部誌2 | ナノ


手紙



社長室の高級なソファーは、体重を預ければ絶妙に沈みこみ、仕事で疲れた体を包んでくれる。そこにごろりと横になって、大きな紙袋にこれでもかと詰め込まれた手紙の山から、なまえのうつくしく手入れされた白い指は無造作に一通摘まみ上げた。
一度開封され、検閲された跡の残る手紙にしたためられているのは、なまえに魅了された者たちからの、愛の言葉。それを気だるげな雰囲気とは裏腹に一言一句逃さず目を通して、なまえは次の手紙へと手を進めた。

「貴様、それしか用がないなら出ていけ」
唐突に、苛立たしげな声がなまえに投げられた。声の方向を見やれば、不快だと言わんばかりに顔を顰めた男。なまえからすれば上司にあたる黒井社長の言葉にも、彼は肩を竦めるばかりでソファーから動こうとはしない。
「ファンレターを読むだけなら他所でやれ。

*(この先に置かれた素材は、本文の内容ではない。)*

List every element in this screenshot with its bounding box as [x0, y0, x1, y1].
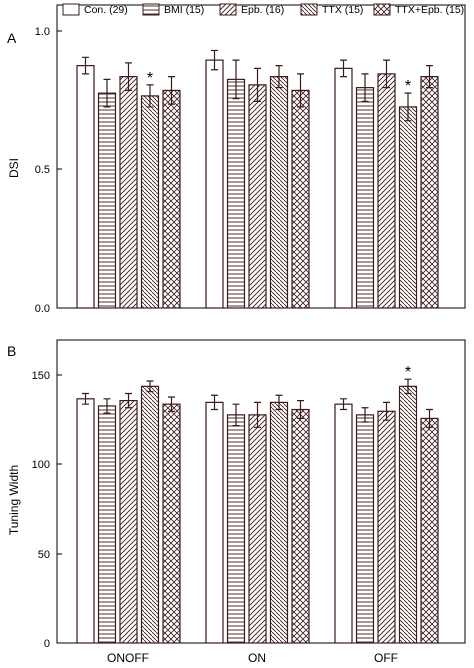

目障りだ」
「僕は、ファンレターを読むときは社長と一緒にって決めてるんです」
微笑む顔はテレビで老若男女を虜にするもの。しかし黒井はそんな顔で誤魔化されるものかと、むっつりと腕を組む。
なまえは体を起こしてソファに座り直すと、黒井に見せつけるようにひらひらと振った。
「僕知ってるんですよ。社長が、僕やジュピターの為に全国を走り回って仕事を取ってきてくれてること」
「わ、私はそんなことは!」
「うん、社長は妙なところで照れ屋ですよね」
なまえやジュピターたち、961プロのアイドルたちに隠れて行っていた営業を見透かされ、黒井はますます眉を寄せて黙り込んだ。そんな反応をものともせず、なまえは微笑を浮かべて「だから」と続ける。
「このファンレターは僕だけの成果ではないと思うんです。社長がいなければ、こんなにファンレターは貰えなかったと思うから。僕があなたの前でファンレターを読むのは、仕事が成功した喜びを社長と一緒に味わいたいからなんですよ」
僅かに首を傾げ、トップアイドルに相応しい、花が綻ぶような笑顔を見せる。無邪気なその表情に黒井はうっと声を詰まらせ、しばし沈黙した後にくるりと椅子を回して背を向け、「勝手にしろ」と吐き捨てた。
「はい、勝手にします」
黒井の許可を得たなまえは、ソファーに深く凭れかかり、次の封筒に手を伸ばした。今度はジュピターも呼んで社長室に来ようかと、黒井が知れば止められるようなことを考えながら、なまえは自分への愛が綴られたファンレターを読み始めたのだった。